The questions we don't ask
The other day my husband was telling me about a conversation he'd had with a young colleague of his, recently married. They have been contemplating getting a dog, a big move for them. When he asked how the process was moving along, his colleague confessed that he was very nervous about the prospect, and thought it might be a mistake, although he also thought it might also be inevitable.
"Did you ask him why he was nervous about it?" I asked my husband.
"No," he replied. "Why?"
Long ago, when I took the training for church-based community organizing, we learned the art of the one-to-one conversation. We learned to have intentional conversations with parish members and neighbors, and one thing we really worked on was listening for the next question, learning to be curious about the person we were talking to and the stories they wanted to tell us, not just what we wanted to hear.
I'll tell you what: it's not as easy as it sounds.
I don't know why my husband didn't ask his friend the next question about the dog, something about which (I'll admit) I was quite curious. Possibly he didn't want to pry. Or perhaps he was already thinking about something he was more interested in than the story of the dog. Maybe he thought he already had a pretty good idea why getting a dog sounded stressful, and assumed that the reasons would be the same for his colleague.

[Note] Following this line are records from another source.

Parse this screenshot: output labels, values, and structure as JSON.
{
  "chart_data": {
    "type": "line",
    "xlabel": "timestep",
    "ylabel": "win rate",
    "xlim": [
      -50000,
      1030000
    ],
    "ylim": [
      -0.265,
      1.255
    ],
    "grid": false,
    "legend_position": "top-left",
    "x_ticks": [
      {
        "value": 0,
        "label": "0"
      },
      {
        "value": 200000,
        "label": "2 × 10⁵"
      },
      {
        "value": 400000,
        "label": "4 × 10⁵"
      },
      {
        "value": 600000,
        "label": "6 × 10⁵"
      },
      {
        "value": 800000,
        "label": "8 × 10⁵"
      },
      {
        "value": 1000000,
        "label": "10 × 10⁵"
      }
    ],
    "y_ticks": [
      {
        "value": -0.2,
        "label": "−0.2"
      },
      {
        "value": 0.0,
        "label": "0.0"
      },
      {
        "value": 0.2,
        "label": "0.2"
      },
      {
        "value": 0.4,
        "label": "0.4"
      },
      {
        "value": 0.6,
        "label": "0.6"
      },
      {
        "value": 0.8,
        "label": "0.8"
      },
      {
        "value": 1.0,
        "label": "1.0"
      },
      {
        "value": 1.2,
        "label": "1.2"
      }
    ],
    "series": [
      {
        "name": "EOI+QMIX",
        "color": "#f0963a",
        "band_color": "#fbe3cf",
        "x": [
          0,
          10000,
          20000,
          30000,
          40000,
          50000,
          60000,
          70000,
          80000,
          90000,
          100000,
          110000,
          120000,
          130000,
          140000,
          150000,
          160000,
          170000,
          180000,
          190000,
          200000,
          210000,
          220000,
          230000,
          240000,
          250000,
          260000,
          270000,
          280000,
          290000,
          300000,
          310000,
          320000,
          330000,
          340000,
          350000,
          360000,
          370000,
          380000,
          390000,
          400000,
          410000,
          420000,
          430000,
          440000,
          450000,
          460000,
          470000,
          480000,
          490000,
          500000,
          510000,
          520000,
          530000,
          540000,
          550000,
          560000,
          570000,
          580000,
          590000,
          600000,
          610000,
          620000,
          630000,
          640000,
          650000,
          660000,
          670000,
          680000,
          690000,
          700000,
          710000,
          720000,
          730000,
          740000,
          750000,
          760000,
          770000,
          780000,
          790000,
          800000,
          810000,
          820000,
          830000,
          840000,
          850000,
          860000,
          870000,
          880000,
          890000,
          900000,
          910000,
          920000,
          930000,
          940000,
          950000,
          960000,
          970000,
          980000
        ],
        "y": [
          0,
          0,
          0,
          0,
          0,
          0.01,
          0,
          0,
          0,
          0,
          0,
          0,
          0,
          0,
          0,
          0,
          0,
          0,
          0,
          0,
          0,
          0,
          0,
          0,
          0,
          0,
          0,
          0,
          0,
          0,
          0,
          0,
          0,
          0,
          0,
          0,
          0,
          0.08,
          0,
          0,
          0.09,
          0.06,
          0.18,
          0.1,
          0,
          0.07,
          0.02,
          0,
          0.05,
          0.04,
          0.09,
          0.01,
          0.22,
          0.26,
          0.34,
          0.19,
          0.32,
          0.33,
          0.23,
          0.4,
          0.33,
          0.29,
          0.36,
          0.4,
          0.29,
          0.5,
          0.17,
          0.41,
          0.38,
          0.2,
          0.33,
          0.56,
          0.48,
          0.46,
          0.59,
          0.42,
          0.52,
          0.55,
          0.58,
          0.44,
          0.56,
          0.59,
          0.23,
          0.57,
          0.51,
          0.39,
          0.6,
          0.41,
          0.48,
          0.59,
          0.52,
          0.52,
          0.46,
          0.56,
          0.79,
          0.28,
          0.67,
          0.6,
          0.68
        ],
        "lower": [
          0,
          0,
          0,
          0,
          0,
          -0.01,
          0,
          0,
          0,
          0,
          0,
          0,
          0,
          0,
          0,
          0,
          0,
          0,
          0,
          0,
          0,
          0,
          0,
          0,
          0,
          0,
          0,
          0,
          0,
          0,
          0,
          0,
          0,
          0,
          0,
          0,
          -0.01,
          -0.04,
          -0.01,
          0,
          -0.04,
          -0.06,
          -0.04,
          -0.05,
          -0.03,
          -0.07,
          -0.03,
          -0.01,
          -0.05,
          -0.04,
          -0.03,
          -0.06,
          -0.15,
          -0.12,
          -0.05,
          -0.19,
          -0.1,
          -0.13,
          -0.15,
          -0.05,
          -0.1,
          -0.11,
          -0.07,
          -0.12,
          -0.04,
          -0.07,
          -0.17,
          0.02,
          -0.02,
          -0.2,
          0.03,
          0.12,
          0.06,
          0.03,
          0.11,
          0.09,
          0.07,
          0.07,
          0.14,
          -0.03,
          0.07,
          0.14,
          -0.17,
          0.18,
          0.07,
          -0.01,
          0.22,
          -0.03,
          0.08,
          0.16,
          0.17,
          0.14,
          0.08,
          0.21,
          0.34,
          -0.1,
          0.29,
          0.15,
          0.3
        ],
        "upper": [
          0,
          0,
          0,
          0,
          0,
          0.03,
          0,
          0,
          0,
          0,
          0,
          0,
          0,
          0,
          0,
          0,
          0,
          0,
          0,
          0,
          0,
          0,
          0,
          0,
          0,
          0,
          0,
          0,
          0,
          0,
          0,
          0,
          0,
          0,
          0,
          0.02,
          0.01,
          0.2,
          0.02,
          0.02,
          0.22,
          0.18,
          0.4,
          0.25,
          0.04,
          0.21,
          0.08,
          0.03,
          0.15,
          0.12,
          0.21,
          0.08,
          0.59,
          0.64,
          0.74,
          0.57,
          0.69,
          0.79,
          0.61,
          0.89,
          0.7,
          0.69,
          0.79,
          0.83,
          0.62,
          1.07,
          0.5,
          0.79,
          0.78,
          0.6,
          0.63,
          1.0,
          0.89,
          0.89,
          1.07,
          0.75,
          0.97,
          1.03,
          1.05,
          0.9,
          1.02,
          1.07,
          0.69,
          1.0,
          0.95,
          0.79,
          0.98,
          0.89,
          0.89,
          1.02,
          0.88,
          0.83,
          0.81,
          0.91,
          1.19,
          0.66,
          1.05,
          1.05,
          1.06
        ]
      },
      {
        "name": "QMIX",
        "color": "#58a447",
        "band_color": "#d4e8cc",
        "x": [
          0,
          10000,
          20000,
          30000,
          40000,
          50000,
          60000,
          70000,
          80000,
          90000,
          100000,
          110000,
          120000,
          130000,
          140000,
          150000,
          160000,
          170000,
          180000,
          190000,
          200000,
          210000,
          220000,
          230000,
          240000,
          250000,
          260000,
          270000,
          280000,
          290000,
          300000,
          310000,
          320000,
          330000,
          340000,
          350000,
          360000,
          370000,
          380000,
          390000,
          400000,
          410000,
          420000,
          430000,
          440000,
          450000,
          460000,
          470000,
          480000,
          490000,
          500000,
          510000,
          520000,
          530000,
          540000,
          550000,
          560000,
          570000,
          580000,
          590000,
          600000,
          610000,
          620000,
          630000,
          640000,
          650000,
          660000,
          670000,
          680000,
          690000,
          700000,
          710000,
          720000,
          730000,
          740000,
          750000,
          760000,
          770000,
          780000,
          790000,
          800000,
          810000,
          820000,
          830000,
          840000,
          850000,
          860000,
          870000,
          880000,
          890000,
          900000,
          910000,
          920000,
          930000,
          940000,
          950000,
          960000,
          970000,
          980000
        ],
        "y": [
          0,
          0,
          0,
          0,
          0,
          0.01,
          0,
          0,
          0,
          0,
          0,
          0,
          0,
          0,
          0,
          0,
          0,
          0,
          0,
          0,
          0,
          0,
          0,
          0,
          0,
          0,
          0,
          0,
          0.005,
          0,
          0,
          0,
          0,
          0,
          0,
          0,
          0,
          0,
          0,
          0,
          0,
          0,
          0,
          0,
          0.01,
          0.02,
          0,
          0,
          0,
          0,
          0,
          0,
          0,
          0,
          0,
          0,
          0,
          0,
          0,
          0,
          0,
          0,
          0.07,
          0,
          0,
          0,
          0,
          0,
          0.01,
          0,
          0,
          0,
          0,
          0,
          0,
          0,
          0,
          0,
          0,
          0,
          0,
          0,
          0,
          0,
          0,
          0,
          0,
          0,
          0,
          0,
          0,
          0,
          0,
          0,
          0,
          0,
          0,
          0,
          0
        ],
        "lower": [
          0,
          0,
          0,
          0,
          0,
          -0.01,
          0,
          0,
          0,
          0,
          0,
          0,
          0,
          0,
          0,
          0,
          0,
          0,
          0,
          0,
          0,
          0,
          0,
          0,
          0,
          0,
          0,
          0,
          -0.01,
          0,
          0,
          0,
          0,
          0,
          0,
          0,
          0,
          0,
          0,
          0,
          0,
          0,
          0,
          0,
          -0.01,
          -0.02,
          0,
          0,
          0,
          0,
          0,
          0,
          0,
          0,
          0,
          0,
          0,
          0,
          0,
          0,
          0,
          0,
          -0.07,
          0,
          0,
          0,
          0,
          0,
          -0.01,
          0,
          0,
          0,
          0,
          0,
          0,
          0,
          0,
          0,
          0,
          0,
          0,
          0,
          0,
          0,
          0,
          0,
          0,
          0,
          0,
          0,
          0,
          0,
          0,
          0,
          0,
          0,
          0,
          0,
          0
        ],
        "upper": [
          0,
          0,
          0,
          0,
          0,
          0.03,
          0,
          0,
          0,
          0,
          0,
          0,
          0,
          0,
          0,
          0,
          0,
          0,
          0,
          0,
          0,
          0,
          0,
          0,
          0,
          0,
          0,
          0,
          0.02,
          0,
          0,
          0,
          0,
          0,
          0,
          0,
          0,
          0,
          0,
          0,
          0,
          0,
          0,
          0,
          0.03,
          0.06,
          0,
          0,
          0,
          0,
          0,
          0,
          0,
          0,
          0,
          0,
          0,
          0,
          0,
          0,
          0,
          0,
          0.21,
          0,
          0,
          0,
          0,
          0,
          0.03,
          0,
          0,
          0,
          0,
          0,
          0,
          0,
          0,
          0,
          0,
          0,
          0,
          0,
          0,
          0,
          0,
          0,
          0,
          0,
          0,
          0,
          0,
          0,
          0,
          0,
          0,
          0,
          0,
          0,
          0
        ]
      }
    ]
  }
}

I find that it is, more often than not, and despite my training, the same for me.
It's not the questions I ask that get me into trouble.
It's the questions I don't ask, because I am not curious, because I think I know the answer already, because I am making assumptions based on my own life and my own experiences.
A member of our congregation, a young single dad, started bringing his significant other and her children to church on occasion. I started getting to know them and having conversations with them. They even asked if I would officiate at their wedding, to which I said, gladly, "Yes."
And then one day, I saw pictures of them on Facebook. They had been visiting a relative's church. There was the opportunity to be baptized that day. There were pictures of them all, spontaneously, getting baptized.
"I have always wanted to get baptized with my children!" was the caption underneath the pictures.
Though I am a pastor, and I think that baptism is one of the best things we do (or, more precisely, that God does), I never thought to ask her the question, "Are you baptized? Would you like to be?" I made assumptions based on my own experiences—assumptions about what she needed and didn't need in her faith community, assumptions about her hopes and dreams for her family.
I can't help wondering what I might find out if I learn to listen, and be curious, and ask the next question, the question I'm not even thinking about, at least not now.
I think I know why people are here, or even why they aren't. I think people are here because of Sunday school, or because we play the hymns they like, or because our worship service is at a convenient time for them, or they have friends who go here. Maybe that's it. But how do I know?
Maybe they really want a transformed life.
It's the questions we don't ask that get us into trouble.